Cambodia combats kidnappings
| PHNOM PENH, CAMBODIA
After long days toiling in fields, the cover of night offers farmers the best opportunity to fall asleep - with only mosquitoes posing a threat to a good night's rest. But lately, the news of kidnappings in the countryside has caused some tossing and turning among Cambodian workers.
"I have to sleep here every night, because if I don't, people come to steal my watermelons," says Dy Aun from a simple hut built right on his field in a village in Kompong Cham Province, one of the areas hardest hit by enterprising criminals. "But local people around here have started talking about kidnappings."
Few reliable figures exist for the number of abductions that have recently occurred. While most experts say that the kidnappings of businessmen, politicians, and foreigners that occurred throughout the 1990s have almost ceased in the capital, they are increasingly moving into rural communities.
Mao Than, a banana plantation laborer, was taken at night by men wearing military uniforms, boots, and ammunition belts.
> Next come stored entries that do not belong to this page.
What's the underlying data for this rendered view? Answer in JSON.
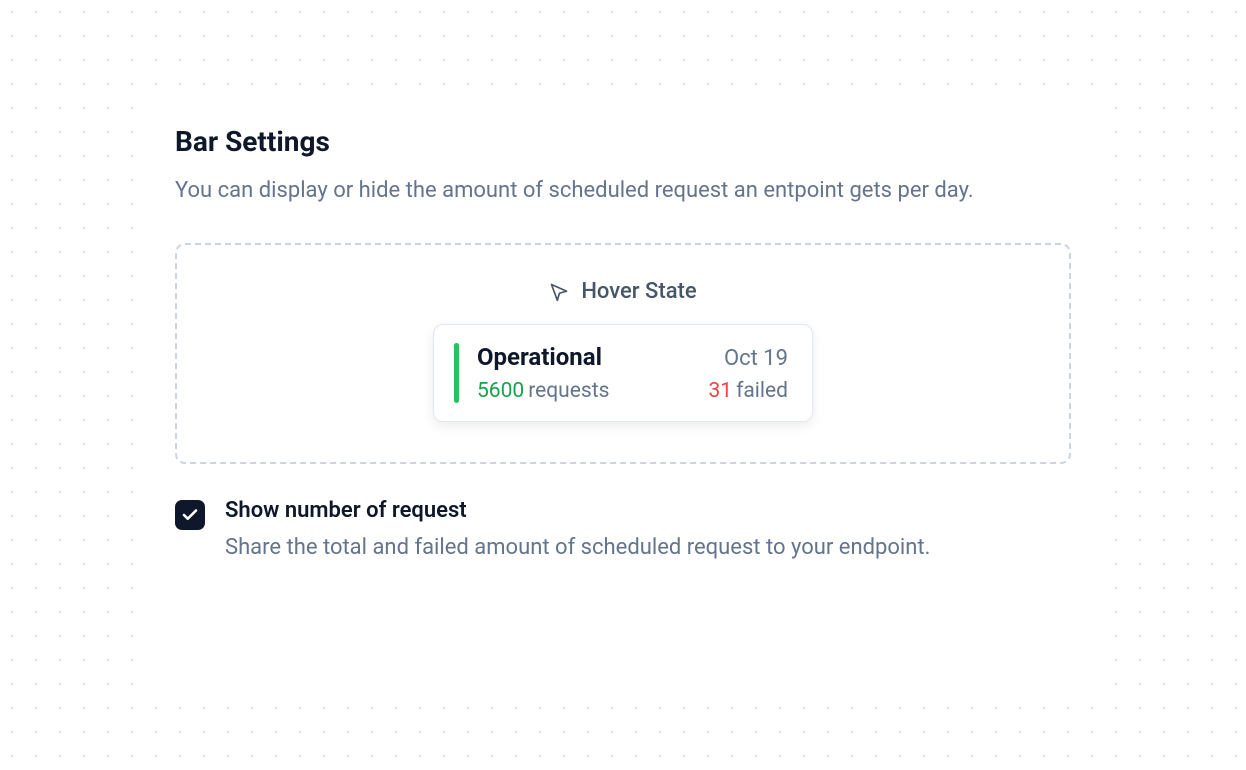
{
  "header": {
    "title": "Bar Settings",
    "description": "You can display or hide the amount of scheduled request an entpoint gets per day."
  },
  "preview": {
    "hoverLabel": "Hover State",
    "card": {
      "status": "Operational",
      "date": "Oct 19",
      "requestsCount": "5600",
      "requestsLabel": "requests",
      "failedCount": "31",
      "failedLabel": "failed"
    }
  },
  "option": {
    "title": "Show number of request",
    "description": "Share the total and failed amount of scheduled request to your endpoint.",
    "checked": true
  },
  "colors": {
    "textPrimary": "#0f172a",
    "textSecondary": "#64748b",
    "success": "#16a34a",
    "danger": "#ef4444",
    "indicator": "#22c55e"
  }
}
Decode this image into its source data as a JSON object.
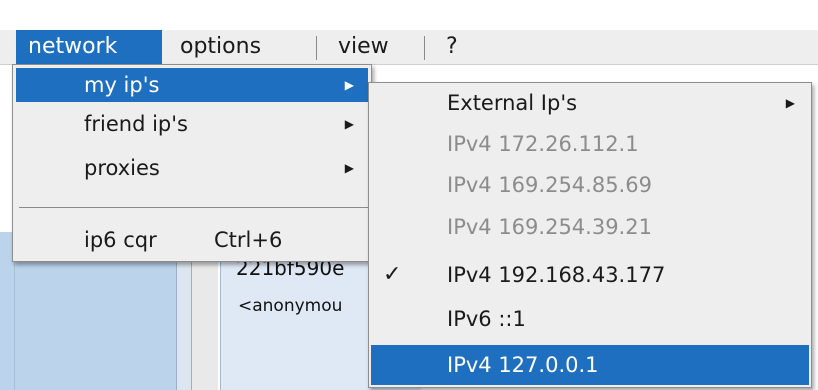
{
  "menubar": {
    "items": [
      {
        "label": "network",
        "active": true
      },
      {
        "label": "options",
        "active": false
      },
      {
        "label": "view",
        "active": false
      },
      {
        "label": "?",
        "active": false
      }
    ]
  },
  "network_menu": {
    "items": [
      {
        "label": "my ip's",
        "has_submenu": true,
        "highlighted": true
      },
      {
        "label": "friend ip's",
        "has_submenu": true,
        "highlighted": false
      },
      {
        "label": "proxies",
        "has_submenu": true,
        "highlighted": false
      },
      {
        "label": "ip6 cqr",
        "shortcut": "Ctrl+6",
        "has_submenu": false,
        "highlighted": false
      }
    ]
  },
  "my_ips_submenu": {
    "items": [
      {
        "label": "External Ip's",
        "has_submenu": true,
        "enabled": true,
        "checked": false
      },
      {
        "label": "IPv4 172.26.112.1",
        "enabled": false,
        "checked": false
      },
      {
        "label": "IPv4 169.254.85.69",
        "enabled": false,
        "checked": false
      },
      {
        "label": "IPv4 169.254.39.21",
        "enabled": false,
        "checked": false
      },
      {
        "label": "IPv4 192.168.43.177",
        "enabled": true,
        "checked": true
      },
      {
        "label": "IPv6 ::1",
        "enabled": true,
        "checked": false
      },
      {
        "label": "IPv4 127.0.0.1",
        "enabled": true,
        "checked": false,
        "highlighted": true
      }
    ]
  },
  "background": {
    "hash_text": "221bf590e",
    "anon_text": "<anonymou"
  },
  "icons": {
    "submenu_arrow": "triangle-right-icon",
    "checkmark": "check-icon"
  },
  "colors": {
    "highlight": "#1f6fc0",
    "menu_bg": "#eeeeee",
    "disabled_text": "#8c8c8c"
  }
}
They "asked for 1.5 million riel [about $380]," more than a year's earnings, Mao Than told a Phnom Penh newspaper in April, while recovering from a gunshot wound he received during his escape.
Reluctant to directly identify the suspects, officials say these incidents are "more complicated." But many are reported to be committed by men in military or police uniforms, and authorities in the capital suggest some of their counterparts may be involved. "It's not that it's difficult to crack down on the people committing these crimes," says Col. Lek Vannak, deputy chief of the Penal Department of the National Police. "What we worry about is that some people don't want to crack down. It depends on the level of commitment we have in those areas."
Military police began applying stricter measures in Phnom Penh about a year ago, shooting dead one of the country's two most notorious kidnappers, Ra Smach, in August in the outskirts of the city. Police arrested the other, Huoth Ravouth, on May 1. He is accused of kidnapping a parliamentary member and amassing a small fortune of several million dollars in ransoms since 1997. "After the big gangster [Ra Smach] was killed, there has been only one case of kidnapping in the city," says Colonel Lek Vannak.
High-ranking Cambodian officials and authorities have made progress in gaining control of the city, after decades of civil war and political infighting that ended just a few years ago. But the shift from city to countryside also reflects the distance officials have to go in reigning in the powers of local police and rogue military lingering outside the capital.
"I don't want to say it's the ex-soldiers, but you have to think that some former military are not very happy," says Gen. Lao Sunpa, chief of the Penal Department of the National Police. "They compare their living conditions to other people, they think they served different factions in the country for a long time, and then they have to demobilize without anything or for very little money."
About 1,500 of 30,000 soldiers have been demobilized under a new pilot program that aims to integrate them into civilian life by providing a year's worth of food rations and salary. But these mostly aging or ailing ex-fighters are not thought to be responsible for the crime wave. Most officials point to other sources: defectors who left the Khmer Rouge en masse in 1998, or those remaining at the end of factional fighting in 1997 who ousted then co-Prime Minister Prince Norodom Ranariddh. Both events were accompanied by a demobilization and reintegration into government ranks of tens of thousands of Khmer Rouge and royalist Funcinpec soldiers, many of whom had been fighting since early childhood.
Many of these and other government soldiers remain on the payroll, say observers, but do little more than wear the uniform, most notably in places like the northwestern province of Anlong Veng, a former Khmer Rouge stronghold. "Unfortunately there are just too many arms out there still, and uniforms can be purchased in the market," says Kent Wiedemann, United States ambassador to Cambodia.
Officials and diplomats say it's some of these soldiers who are also moonlighting in other sectors, be it guarding a karaoke parlor or a logging concession.
"There are many roving soldiers from the jungle, as I like to call them, who don't really want to get a job, so they collect money by putting up road blocks, or, in some instances, kidnapping," adds Mr. Wiedemann.
Officials, diplomats, and nongovernmental workers say these people still have their connections and tight community in rural Cambodia.
"In many ways this is typical for a post-war country," says Colin Gleichmann, chief technical adviser for the German Technical Cooperation's Cambodia Veterans Assistance Program.
"There's still this cloud of undefined power in rural areas," he adds. "But [people in the countryside] understand that they have to go through [military or police authorities] to get anything done."
Khieu Kola contributed to this report from Kompong Cham.